SURINAME: Protesters to take legal actions against Suriname government for violation of fundamental rights

Last Updated on Wednesday, 26 April 2017, 13:22 by Denis Chabrol

By Ivan Cairo

PARAMARIBO, Suriname; Trade unions and other civil groups which for the past weeks have staged protest demonstrations against the government, are filing a lawsuit against the government for violating their fundamental rights.

Legal actions are being taken since the authorities Tuesday prevented the organizations to hold a demonstration at Independence Square in the Surinamese capital, Paramaribo. Initially the unions planned to present a petition to the Speaker of the House and applied for a license as is required by the authorities.

However, the District Commissioner changed the planned route of the protest march unilaterally and without the consent of the applicants for the license. As a result, protesters could not go to the Independence Square. Only six participants were allowed to move on to The National Assembly to present the petition to Jennifer Geerlings-Simons, Speaker of the House.

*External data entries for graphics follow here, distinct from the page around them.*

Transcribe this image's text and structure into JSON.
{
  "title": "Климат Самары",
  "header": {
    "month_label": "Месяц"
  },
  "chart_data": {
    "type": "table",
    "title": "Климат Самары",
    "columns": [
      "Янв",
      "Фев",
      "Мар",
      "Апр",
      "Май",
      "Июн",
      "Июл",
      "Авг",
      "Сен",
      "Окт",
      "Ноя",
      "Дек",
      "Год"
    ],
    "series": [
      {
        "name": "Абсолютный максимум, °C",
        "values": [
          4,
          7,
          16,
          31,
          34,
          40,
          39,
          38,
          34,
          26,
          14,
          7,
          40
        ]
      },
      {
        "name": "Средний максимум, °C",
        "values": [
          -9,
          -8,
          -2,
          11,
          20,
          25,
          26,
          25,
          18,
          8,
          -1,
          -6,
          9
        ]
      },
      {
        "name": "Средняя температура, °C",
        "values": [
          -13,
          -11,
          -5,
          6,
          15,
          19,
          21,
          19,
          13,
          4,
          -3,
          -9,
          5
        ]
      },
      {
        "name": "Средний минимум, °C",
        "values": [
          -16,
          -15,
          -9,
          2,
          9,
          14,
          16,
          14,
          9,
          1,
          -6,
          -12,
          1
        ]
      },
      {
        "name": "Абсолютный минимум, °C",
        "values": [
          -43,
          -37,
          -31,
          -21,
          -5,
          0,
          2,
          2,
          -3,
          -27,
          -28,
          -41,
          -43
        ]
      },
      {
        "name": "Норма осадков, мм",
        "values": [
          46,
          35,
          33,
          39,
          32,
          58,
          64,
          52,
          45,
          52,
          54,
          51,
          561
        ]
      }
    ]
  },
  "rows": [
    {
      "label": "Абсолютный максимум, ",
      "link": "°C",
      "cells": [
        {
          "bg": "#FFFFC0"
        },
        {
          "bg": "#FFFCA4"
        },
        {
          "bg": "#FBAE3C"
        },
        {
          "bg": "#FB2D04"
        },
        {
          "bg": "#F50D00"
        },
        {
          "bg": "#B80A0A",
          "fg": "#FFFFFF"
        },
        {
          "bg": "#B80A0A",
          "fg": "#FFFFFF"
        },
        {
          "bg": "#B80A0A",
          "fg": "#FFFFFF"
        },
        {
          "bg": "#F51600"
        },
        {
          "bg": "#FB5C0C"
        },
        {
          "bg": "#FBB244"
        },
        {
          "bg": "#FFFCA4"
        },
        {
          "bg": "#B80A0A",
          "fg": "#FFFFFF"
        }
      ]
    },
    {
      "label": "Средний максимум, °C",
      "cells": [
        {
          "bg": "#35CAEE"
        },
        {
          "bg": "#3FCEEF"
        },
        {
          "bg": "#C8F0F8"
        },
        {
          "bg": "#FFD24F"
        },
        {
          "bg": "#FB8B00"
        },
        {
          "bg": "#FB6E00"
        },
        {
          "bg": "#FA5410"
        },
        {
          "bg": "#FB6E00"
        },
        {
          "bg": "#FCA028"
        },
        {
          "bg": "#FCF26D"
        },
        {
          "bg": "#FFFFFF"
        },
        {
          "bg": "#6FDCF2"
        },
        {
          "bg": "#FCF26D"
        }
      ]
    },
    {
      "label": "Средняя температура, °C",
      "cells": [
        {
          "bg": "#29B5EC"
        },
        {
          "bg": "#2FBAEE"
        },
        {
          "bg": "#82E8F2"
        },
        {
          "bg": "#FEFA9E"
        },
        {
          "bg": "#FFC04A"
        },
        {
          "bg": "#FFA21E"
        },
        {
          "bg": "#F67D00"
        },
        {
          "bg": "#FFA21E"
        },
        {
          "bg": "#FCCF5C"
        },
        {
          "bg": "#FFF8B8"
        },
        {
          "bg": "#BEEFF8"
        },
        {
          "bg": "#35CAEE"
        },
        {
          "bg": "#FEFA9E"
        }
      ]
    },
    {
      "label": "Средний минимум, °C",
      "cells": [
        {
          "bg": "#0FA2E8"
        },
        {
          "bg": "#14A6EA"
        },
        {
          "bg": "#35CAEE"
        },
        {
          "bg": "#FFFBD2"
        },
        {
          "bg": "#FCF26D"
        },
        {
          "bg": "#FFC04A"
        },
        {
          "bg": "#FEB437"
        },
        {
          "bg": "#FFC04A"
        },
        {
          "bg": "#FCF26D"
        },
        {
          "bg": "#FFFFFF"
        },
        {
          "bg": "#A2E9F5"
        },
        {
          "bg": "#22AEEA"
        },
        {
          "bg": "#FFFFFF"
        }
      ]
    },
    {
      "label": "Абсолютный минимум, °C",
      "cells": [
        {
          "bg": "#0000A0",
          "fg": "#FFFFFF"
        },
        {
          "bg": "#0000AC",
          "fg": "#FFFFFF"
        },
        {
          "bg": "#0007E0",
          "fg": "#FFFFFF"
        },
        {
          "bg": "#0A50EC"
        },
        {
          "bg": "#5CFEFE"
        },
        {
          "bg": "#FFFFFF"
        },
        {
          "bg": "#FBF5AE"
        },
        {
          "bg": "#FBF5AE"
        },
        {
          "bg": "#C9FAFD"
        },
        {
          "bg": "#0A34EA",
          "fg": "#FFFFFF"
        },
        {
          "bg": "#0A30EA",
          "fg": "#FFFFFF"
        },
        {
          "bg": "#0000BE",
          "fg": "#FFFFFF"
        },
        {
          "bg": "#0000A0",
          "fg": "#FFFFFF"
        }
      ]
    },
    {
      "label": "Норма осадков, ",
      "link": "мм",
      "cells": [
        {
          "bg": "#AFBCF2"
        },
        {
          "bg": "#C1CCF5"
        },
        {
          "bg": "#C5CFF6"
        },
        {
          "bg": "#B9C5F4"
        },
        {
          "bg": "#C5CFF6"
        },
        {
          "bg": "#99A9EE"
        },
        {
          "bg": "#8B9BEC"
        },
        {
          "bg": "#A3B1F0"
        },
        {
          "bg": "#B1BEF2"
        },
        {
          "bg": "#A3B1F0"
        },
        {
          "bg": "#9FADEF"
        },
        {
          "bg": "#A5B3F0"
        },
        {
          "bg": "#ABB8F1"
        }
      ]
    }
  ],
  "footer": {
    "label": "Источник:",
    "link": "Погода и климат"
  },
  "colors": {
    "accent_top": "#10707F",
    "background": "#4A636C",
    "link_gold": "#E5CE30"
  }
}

Geerlings-Simons said that she will investigate why protesters were barred from the square. “This is a violation of our fundamental right to hold peaceful demonstrations everywhere in the country”, said Robby Naarendorp, Secretary-General of the C-47 trade union. This is the first time ever that a group was denied access to the Independence Square to demonstrate.

“The Square is not the property of the president”, said Curtis Hofwijks of the activist movement ‘We zijn moe’ (We Are Fed Up). For the sixth time this month, thousands of people chanting anti-government slogans, went to the street to protest against government mismanagement. Again protesters called on the government to revoke the price hike for fuel “which affects all segments of society”. “They have fooled us this time, but next time we will be prepared. I will not let them stop me next time to move on to the Square”, said a defiant Hofwijks. Trade unionists argued that authorities could not give a plausible explanation why they could not hold their march at Independence Square. In the past, President Desi Bouterse, then as leader of the opposition, himself with his followers held numerous rallies against the government on the square.

Meanwhile opposition parties are mobilizing for a mass rally against the government next month. Last week activists, c hallenged leaders of the opposition who participated at the protest, not to come alone. “Were are your supporters? We don’t want to see only you. Come with your followers”, Stephano ‘Pakittow’ Biervliet challenged the opposition. On May 25th it is exactly two years since the incumbent administration won the general elections. Shortly after the vote the country’s economy spiraled out of control due to excessive government spending and dwindling export revenues.

Falling prices for oil and other commodities that play key roles in Suriname’s economy have exacerbated the hardship, which triggered a massive devaluation of the Suriname dollar and runaway inflation at the pace of 55 percent last year. Tuesday the General Bureau of Statistics released a statement, saying that in March the year inflation was 41.8 per cent. Since last week Pmresident Bouterse started rounds of talks with civil groups including trade unions calling on the organizations to try to find solutions for the country’s economic problems around the table rather than on the streets.

However, the groups leading the protest demonstrations argued that the increased fuel prices should be reversed before they will engage in talks with the government.